Seek Out New Capabilities
Implementing a CRM system is a learning process. As the software brings information into focus and gives you a broader view of your customers, it opens new opportunities to improve your business and your bottom line.
CRM systems suggest new opportunities by collating data that previously existed in separate silos. By interrogating that data and applying the information intelligently you can find new opportunities to improve internal business processes, serve customers and increase profits.
"Because of the data you have a much better sense of what each customer is looking for," says Robert Gorin, a senior director at Getzler Henrich and Associates, a New York City based consultancy. "It's about listening to what the customer is saying so you know what the customer needs before they tell you they need it."
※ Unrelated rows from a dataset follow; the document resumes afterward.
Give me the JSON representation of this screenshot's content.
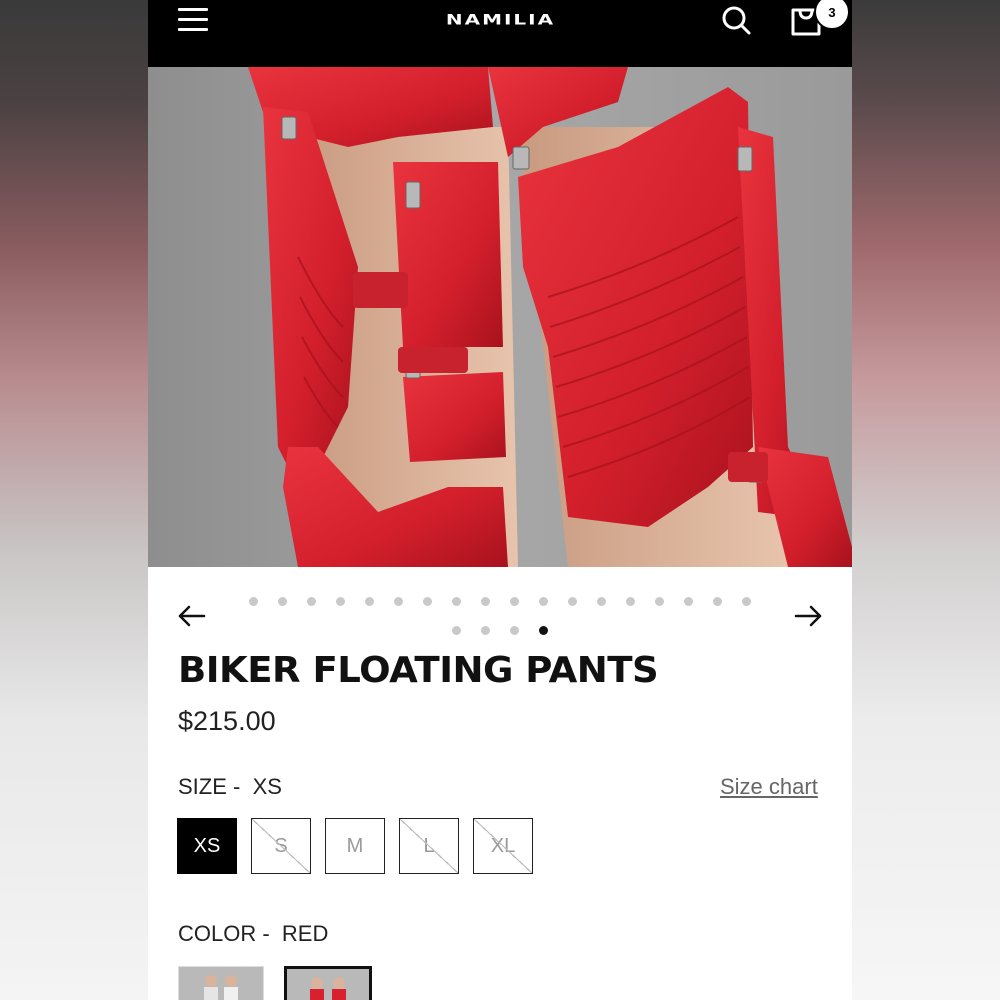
{
  "header": {
    "brand": "NAMILIA",
    "cart_count": "3"
  },
  "carousel": {
    "total_slides": 22,
    "active_slide": 22
  },
  "product": {
    "title": "BIKER FLOATING PANTS",
    "price": "$215.00"
  },
  "size": {
    "label_prefix": "SIZE -",
    "selected": "XS",
    "chart_link": "Size chart",
    "options": [
      {
        "label": "XS",
        "state": "selected"
      },
      {
        "label": "S",
        "state": "unavailable"
      },
      {
        "label": "M",
        "state": "available"
      },
      {
        "label": "L",
        "state": "unavailable"
      },
      {
        "label": "XL",
        "state": "unavailable"
      }
    ]
  },
  "color": {
    "label_prefix": "COLOR -",
    "selected": "RED",
    "swatch_count": 2,
    "selected_swatch": 2
  },
  "colors": {
    "header_bg": "#000000",
    "leather_red": "#d8202e",
    "accent": "#111111"
  }
}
Gorin cites the example of a company that sells printer ink cartridges. "You should be able to figure out how often I buy ink," he says. "Wouldn't it be great if two days before the ink runs out the supplier sends you an email saying 'by our records you should be about out of black ink—and fortunately we've got a great promotion on?" Combining that message with an easy to use order form would build business by leveraging the information in the CRM system.
Of course, as Gorin points out, in order to make use of the opportunities provided by the information in your application it is necessary to actually do something with it. That means analyzing the information to find opportunities and then acting on them.
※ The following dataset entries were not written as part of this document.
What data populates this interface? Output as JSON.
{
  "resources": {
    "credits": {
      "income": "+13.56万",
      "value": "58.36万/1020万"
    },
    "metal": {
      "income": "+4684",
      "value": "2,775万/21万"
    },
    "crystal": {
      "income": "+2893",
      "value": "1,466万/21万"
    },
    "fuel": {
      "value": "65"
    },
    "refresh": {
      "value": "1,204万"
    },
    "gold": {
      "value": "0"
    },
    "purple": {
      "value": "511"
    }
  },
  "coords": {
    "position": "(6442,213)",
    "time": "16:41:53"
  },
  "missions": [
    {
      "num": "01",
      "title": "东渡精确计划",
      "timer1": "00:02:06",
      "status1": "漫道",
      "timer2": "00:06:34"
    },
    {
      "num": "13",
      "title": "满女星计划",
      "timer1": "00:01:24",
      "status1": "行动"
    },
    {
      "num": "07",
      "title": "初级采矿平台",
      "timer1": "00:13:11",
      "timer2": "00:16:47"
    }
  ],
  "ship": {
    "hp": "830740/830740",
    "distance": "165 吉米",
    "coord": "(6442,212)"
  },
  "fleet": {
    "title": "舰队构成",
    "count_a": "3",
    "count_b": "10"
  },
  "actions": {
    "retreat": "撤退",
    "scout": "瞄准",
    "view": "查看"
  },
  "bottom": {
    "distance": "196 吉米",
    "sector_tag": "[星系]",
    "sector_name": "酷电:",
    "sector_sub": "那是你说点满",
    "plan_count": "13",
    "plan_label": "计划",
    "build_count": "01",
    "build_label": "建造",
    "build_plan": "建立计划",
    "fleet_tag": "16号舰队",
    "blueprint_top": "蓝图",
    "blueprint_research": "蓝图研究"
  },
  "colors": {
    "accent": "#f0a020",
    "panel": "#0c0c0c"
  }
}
Manage Scope and Expand by Plan
One of the keys to a high-ROI CRM project is relentless focus on project scope and knowing when you're done with each implementation phase. The application is an enormously flexible tool with a lot of potential and it's easy to keep adding things to the project as you go along.
But if not tightly managed pursuant to the CRM software implementation roadmap, scope creep puts an added strain on the budget and schedule and the project becomes swamped with additions that have little or less direct impact on company objectives and financial return.
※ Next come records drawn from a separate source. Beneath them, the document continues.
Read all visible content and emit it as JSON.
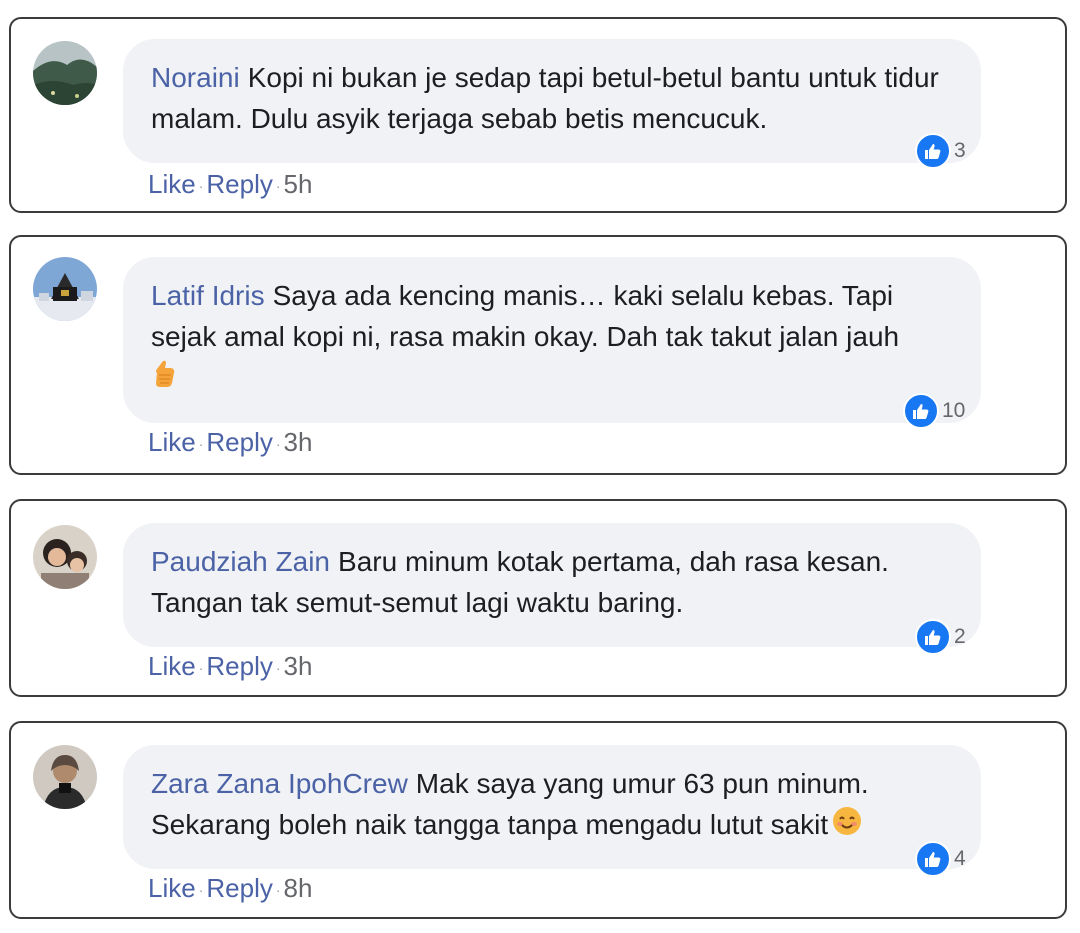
{
  "comments": [
    {
      "author": "Noraini",
      "text": "Kopi ni bukan je sedap tapi betul-betul bantu untuk tidur malam. Dulu asyik terjaga sebab betis mencucuk.",
      "reaction_count": "3",
      "like_label": "Like",
      "reply_label": "Reply",
      "time": "5h",
      "avatar": "avatar-landscape"
    },
    {
      "author": "Latif Idris",
      "text": "Saya ada kencing manis… kaki selalu kebas. Tapi sejak amal kopi ni, rasa makin okay. Dah tak takut jalan jauh",
      "emoji": "thumbs-up-emoji",
      "reaction_count": "10",
      "like_label": "Like",
      "reply_label": "Reply",
      "time": "3h",
      "avatar": "avatar-building"
    },
    {
      "author": "Paudziah Zain",
      "text": "Baru minum kotak pertama, dah rasa kesan. Tangan tak semut-semut lagi waktu baring.",
      "reaction_count": "2",
      "like_label": "Like",
      "reply_label": "Reply",
      "time": "3h",
      "avatar": "avatar-people"
    },
    {
      "author": "Zara Zana IpohCrew",
      "text": "Mak saya yang umur 63 pun minum. Sekarang boleh naik tangga tanpa mengadu lutut sakit",
      "emoji": "smiling-face-emoji",
      "reaction_count": "4",
      "like_label": "Like",
      "reply_label": "Reply",
      "time": "8h",
      "avatar": "avatar-person"
    }
  ],
  "colors": {
    "author_link": "#4b63a6",
    "bubble": "#f0f2f5",
    "like_blue": "#1877f2",
    "meta_gray": "#65676b"
  }
}
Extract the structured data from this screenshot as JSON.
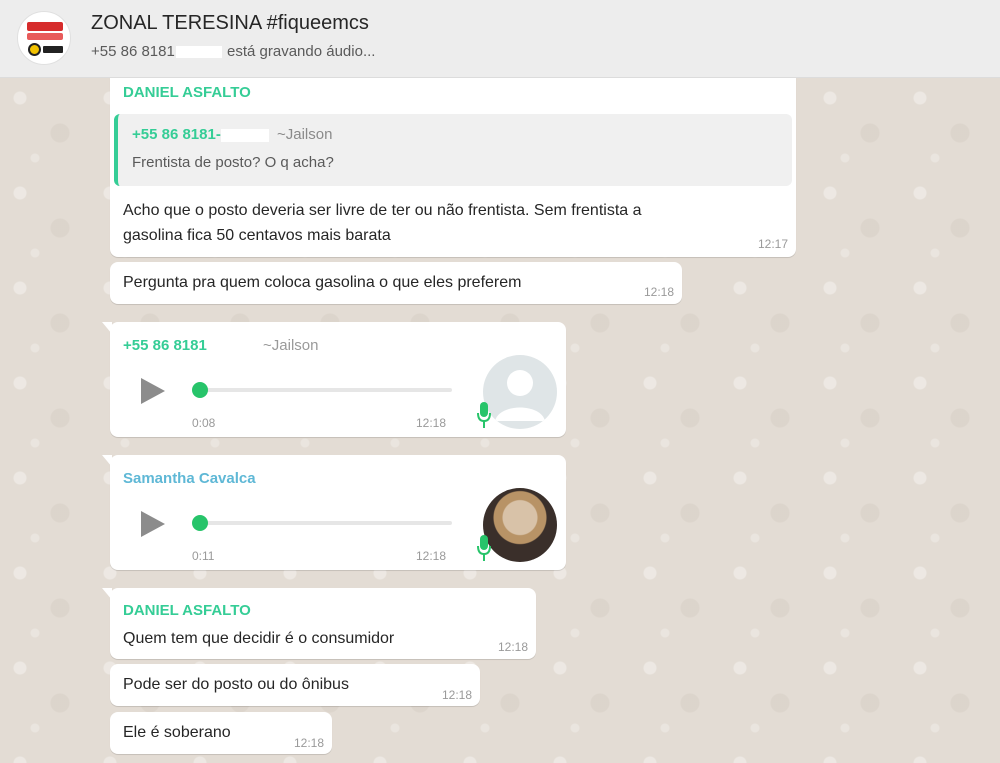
{
  "header": {
    "title": "ZONAL TERESINA #fiqueemcs",
    "status_prefix": "+55 86 8181",
    "status_suffix": " está gravando áudio..."
  },
  "messages": {
    "m1": {
      "sender": "DANIEL ASFALTO",
      "quote_phone": "+55 86 8181-",
      "quote_name": "~Jailson",
      "quote_text": "Frentista de posto? O q acha?",
      "line1": "Acho que o posto deveria ser livre de ter ou não frentista. Sem frentista a",
      "line2": "gasolina fica 50 centavos mais barata",
      "time": "12:17"
    },
    "m2": {
      "text": "Pergunta pra quem coloca gasolina o que eles preferem",
      "time": "12:18"
    },
    "m3": {
      "phone": "+55 86 8181",
      "name": "~Jailson",
      "duration": "0:08",
      "time": "12:18",
      "progress": 0
    },
    "m4": {
      "sender": "Samantha Cavalca",
      "duration": "0:11",
      "time": "12:18",
      "progress": 0
    },
    "m5": {
      "sender": "DANIEL ASFALTO",
      "text": "Quem tem que decidir é o consumidor",
      "time": "12:18"
    },
    "m6": {
      "text": "Pode ser do posto ou do ônibus",
      "time": "12:18"
    },
    "m7": {
      "text": "Ele é soberano",
      "time": "12:18"
    }
  },
  "colors": {
    "sender_green": "#35cd96",
    "sender_blue": "#5fb8d6",
    "progress_dot": "#27c46a",
    "mic": "#27c46a"
  },
  "icons": [
    "group-avatar",
    "play-icon",
    "mic-icon",
    "default-user-icon",
    "user-photo"
  ]
}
Since these projects evolve as they roll out this tends to become a balancing act. You need to carefully separate the proposed "nice to haves" from the proposed "must-haves" and begin by implementing only those that are most essential. Managing scope, and preventing scope-creep, are critical to achieving the highest priority initiatives.
"Don't boil the ocean as they say," says Ray Simon, a principal of ENPIO, a San Francisco, CA, consultancy.
"Know when a project is over," advises Michael Krigsman, CEO of Asuret Inc., a Brookline, MA consultancy. "On some projects you end up with scope creep. You start with a clear business case and good implementation, but you keep adding features. So the final project doesn't resemble what you began with."
The other point is to understand that CRM is a journey of continuous improvements. "I like to say you'll never know less about technology than you do now because your CRM system is going to grow," Simon says. As you use your system you will learn the strengths and weaknesses and probably see better ways of doing things. When it comes time to upgrade, modify, iterate or replace your CRM system you can use that learning curve to understand what features drive the most important business outcomes and methodically advance your customer relationship management system and program.